De rechtbank achtte de tenlastelegging mensenhandel met het oog op de uitbuiting van bedelarij en de tenlastelegging uitbuiting van bedelarij tegen één van de Slowaakse beklaagden bewezen. Die had de bedelarij van een gehandicapte landgenoot uitgebuit. De burgerlijke partijen vroegen om herkwalificatie van de tenlastelegging mensenhandel door er de verzwarende omstandigheid aan toe te voegen dat de activiteit een gebruikelijk karakter had. De rechtbank stemde daarmee in. Uit de verklaringen van de burgerlijke partijen bleek dat beklaagde voordien al met dezelfde bedoelingen in België was geweest. Die verklaringen werden gestaafd door internationale politionele informatie die in het kader van het onderzoek was verzameld; daaruit bleek dat ook in Duitsland en Slovenië onderzoeken tegen beklaagde liepen, voor dezelfde feiten.

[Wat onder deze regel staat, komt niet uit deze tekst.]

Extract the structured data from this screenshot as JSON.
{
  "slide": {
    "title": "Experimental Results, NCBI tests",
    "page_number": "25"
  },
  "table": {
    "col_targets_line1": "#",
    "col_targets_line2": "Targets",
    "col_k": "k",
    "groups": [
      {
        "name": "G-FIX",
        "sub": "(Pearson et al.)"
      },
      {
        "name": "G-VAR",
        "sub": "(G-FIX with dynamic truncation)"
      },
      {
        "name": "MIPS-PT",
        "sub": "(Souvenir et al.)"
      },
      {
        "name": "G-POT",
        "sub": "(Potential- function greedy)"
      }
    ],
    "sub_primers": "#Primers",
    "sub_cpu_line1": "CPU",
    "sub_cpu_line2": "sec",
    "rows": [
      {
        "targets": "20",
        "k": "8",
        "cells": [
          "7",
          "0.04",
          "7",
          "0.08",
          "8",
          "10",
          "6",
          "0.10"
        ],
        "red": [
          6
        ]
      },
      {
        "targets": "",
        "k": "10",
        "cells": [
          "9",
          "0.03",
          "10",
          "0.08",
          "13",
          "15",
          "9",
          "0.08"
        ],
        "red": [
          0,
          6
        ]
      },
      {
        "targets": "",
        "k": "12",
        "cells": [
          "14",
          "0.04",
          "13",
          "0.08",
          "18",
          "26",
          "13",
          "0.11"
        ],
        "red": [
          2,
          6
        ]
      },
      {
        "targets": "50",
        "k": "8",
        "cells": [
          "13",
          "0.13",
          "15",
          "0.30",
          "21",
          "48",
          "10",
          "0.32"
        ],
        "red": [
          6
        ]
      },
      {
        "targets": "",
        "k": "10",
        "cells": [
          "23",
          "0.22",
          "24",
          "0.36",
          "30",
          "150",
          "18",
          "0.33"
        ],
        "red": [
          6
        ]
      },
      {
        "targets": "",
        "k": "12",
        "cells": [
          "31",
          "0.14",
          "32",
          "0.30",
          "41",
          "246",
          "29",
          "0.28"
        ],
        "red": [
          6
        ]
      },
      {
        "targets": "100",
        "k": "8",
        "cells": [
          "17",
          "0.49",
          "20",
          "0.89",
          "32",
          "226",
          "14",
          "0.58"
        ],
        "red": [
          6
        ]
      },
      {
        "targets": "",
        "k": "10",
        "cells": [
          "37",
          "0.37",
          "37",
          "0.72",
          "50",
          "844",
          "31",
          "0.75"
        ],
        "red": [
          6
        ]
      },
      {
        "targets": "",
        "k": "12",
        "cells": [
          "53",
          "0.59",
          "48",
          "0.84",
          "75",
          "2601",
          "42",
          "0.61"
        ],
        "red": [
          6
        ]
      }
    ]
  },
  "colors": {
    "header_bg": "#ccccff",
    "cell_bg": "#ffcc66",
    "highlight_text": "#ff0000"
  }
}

De burgerlijke partijen vroegen ook om herkwalificatie van de tenlasteleggingen door er de verzwarende omstandigheid van listige kunstgrepen of dwang aan toe te voegen. De rechtbank stemde daarmee in voor de twee slachtoffers die zich burgerlijke partij hadden gesteld. De beklaagde was ze immers komen ophalen in de Slowaakse instelling waar ze waren geplaatst; hij had daarbij aangevoerd dat ze er bij hem beter aan toe zouden zijn. Maar bij hem thuis moesten ze een kamer delen met andere personen met een handicap. De beklaagde eigende zich bovendien alle sociale uitkeringen toe die ze in Slovakije ontvingen.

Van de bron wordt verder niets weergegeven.